Several years ago Munchkin Boy and I downloaded a game making program. This was one of those things that he really wanted to do and I did my best to be supportive. He wasn't reading yet, so his making games required me reading the directions. It was a slow process and I was easily confused, but we did end up successfully creating a couple of basic games.
His interest in game making passed to interest in other things.
A couple of days ago, he started talking about that program and about making games again. When I got up this morning (5am!) he was already up working on a new game. I actually thought maybe he had stayed up all night, but, no, he slept, and got himself up at 4 this morning. He tells me, "It's great getting up so early. I had the computer to myself. I got so much work done!"
He's always been an early riser, but the wee early morning hours have long been my own time. It's going to be an adjustment, sharing this space and time of day if he decides to make a habit of it. On the other hand, he's making games and I'm no longer reading directions and trying to make my brain think in ways it simply does not. (It was probably more about interest than ability, but still...) In fact, as he's talked about his progress in the last 24 hours, he's saying, "remember this and remember that" and I truly have no memory of the process. Just the fact that we did it -- together. The details of how the program worked all fell out of my head as quickly as I had accomplished the task at hand.
He remembered, though, and he is now building on what he remembered and adding new information to his arsenal. Yesterday afternoon he spent some time on some Wii games that he hasn't touched in quite a while. He told me he was looking at games differently now. What makes a game good? What makes a person want to keep playing it?
I am struck once more by how this role of mine is constantly changing. I can maintain interest in game making from a distance now. I am no longer required to read directions or help figure numbers. There is a sense of relief, yet I know that my children aren't done asking me to step outside of my own comfort zone or area of mastery in order to help them find their own.
It would have been easy, several years ago, to say, "You're not ready to make a game yet. You'll have to wait until you are older." If a mother isn't there to help fill in the blanks when you aren't quite ready to go it alone, what is a mother for?
Had his interest back then gone much deeper or longer, I probably would have looked for someone, another resource, to fill in the blanks more capably than I could myself. Figuring out how to best facilitate has always been the challenge.
At the same time, I feel a bit wistful for those days when we'd work on making a game together until my head hurt and I had to take a break. I miss the way he'd sit beside me and lean into me with the weight of his whole body when he was absorbing new information. I miss the way he'd get impatient for the action part of the activity and would distract me from the task at hand with his chatter and ideas.
Oh wait... he still does that...
I miss when we had weeks-long projects that required the two of us, head-to-head, to get it accomplished.
Now I can test completed games and provide feedback. I can be a person he bounces ideas off, and I will enjoy this role for as long as it lasts, for my sophistication as a game player may not meet his criteria for long.

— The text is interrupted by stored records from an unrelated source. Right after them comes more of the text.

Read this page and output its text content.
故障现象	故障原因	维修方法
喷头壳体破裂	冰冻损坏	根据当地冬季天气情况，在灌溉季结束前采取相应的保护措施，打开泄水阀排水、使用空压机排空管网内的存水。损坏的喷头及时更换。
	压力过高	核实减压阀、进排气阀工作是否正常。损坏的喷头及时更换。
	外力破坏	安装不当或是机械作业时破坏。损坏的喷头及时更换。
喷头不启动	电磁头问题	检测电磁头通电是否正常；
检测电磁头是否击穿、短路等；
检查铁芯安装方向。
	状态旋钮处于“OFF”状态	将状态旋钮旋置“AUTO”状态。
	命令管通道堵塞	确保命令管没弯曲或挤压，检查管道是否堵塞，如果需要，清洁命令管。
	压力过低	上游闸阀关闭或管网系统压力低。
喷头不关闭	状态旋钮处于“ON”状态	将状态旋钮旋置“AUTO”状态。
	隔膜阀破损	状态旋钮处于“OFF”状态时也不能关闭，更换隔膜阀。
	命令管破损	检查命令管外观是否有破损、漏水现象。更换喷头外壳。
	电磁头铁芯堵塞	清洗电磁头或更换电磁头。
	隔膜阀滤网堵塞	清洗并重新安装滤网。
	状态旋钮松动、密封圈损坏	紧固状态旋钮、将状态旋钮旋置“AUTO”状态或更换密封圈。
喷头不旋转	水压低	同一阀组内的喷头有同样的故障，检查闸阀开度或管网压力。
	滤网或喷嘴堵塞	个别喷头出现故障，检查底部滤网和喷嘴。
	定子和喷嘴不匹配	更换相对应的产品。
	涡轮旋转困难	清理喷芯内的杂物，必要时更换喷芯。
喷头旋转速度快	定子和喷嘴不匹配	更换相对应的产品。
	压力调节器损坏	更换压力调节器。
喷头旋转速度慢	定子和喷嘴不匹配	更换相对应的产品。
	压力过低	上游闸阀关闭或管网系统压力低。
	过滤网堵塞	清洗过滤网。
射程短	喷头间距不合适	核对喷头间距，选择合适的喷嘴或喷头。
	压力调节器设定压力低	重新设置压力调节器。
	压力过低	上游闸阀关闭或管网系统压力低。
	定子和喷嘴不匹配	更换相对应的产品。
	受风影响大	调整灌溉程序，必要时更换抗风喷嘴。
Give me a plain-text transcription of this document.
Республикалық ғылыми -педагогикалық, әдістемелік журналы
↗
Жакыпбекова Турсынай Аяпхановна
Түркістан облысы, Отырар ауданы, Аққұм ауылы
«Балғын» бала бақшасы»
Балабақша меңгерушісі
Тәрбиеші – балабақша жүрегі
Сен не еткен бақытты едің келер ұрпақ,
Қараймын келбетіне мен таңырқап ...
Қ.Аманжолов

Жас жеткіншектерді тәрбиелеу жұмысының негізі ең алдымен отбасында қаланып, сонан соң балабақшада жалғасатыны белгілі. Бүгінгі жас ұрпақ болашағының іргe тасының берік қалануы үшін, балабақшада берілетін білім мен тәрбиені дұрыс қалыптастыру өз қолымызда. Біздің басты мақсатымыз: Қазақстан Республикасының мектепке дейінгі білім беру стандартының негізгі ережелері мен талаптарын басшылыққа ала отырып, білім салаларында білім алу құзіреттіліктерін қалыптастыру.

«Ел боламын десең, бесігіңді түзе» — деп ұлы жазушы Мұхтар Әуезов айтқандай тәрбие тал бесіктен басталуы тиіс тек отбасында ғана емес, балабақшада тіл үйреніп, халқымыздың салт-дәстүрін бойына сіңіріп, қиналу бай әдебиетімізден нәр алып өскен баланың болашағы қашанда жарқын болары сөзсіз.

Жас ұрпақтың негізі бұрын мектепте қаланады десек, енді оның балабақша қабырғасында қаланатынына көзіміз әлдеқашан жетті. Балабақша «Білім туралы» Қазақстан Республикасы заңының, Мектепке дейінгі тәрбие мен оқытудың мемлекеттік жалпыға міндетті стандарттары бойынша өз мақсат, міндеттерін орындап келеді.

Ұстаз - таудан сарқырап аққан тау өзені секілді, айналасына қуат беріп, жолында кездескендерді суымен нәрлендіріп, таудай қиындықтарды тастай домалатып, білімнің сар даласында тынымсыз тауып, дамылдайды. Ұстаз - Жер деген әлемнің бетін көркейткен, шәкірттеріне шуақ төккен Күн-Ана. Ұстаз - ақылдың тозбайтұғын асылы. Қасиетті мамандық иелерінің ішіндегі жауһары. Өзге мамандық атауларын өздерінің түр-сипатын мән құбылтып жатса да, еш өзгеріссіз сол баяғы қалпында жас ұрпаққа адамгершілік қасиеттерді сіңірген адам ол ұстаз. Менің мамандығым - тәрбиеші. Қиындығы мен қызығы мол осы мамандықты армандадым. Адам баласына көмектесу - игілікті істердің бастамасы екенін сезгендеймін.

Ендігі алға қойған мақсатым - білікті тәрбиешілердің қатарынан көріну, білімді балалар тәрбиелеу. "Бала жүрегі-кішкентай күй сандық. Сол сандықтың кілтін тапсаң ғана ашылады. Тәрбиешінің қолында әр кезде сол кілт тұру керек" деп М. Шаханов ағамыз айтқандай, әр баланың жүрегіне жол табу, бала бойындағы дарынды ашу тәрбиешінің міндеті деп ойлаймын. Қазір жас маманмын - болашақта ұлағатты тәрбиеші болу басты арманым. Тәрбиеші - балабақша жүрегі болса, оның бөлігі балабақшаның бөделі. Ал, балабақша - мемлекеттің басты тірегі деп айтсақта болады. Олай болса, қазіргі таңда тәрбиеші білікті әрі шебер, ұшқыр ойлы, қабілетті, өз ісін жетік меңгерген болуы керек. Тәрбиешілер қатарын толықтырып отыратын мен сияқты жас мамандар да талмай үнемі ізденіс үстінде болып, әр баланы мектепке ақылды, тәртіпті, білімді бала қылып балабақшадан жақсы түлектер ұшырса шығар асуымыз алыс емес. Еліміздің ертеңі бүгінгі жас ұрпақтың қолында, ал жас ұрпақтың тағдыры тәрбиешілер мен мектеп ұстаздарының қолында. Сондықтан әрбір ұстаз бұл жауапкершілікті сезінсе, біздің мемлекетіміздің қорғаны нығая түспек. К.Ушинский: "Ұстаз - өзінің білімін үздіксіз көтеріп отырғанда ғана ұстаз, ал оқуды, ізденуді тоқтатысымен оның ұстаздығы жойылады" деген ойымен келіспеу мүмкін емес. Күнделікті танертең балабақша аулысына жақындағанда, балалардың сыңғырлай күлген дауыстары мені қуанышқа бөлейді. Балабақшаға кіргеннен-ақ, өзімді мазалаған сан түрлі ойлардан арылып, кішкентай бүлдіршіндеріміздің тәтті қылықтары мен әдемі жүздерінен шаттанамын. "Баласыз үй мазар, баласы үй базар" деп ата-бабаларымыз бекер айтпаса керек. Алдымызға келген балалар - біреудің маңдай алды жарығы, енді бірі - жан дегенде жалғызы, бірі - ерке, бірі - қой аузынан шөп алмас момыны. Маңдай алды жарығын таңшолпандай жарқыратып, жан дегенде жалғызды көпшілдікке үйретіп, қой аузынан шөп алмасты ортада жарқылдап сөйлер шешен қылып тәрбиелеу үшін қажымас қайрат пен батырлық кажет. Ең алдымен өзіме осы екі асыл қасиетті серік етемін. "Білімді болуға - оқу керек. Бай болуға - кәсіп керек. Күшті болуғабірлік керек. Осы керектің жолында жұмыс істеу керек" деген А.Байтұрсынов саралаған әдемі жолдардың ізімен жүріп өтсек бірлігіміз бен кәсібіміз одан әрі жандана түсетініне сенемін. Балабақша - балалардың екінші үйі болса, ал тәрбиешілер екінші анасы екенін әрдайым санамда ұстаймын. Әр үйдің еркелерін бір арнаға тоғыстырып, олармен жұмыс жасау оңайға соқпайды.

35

For now, he can make games and I can play them, and whatever we do tomorrow... in the future... will be a learning experience for both of us.
3 comments:
Watching and guiding children as they grow and develop character and personality is truly the most amazing thing! I love reading about your perceptions of your children almost as much as I enjoyed my own experiences as a mom with youngsters.
Thanks for sharing.
It is cute that you are your son's game tester. It is good that your son is exercising his brain in such a way at a young age. Making games is no easy task.
It is cute that you are your son's game testers. It is good that your son is exercising his brain in such a way at a young age. Making games is no easy task.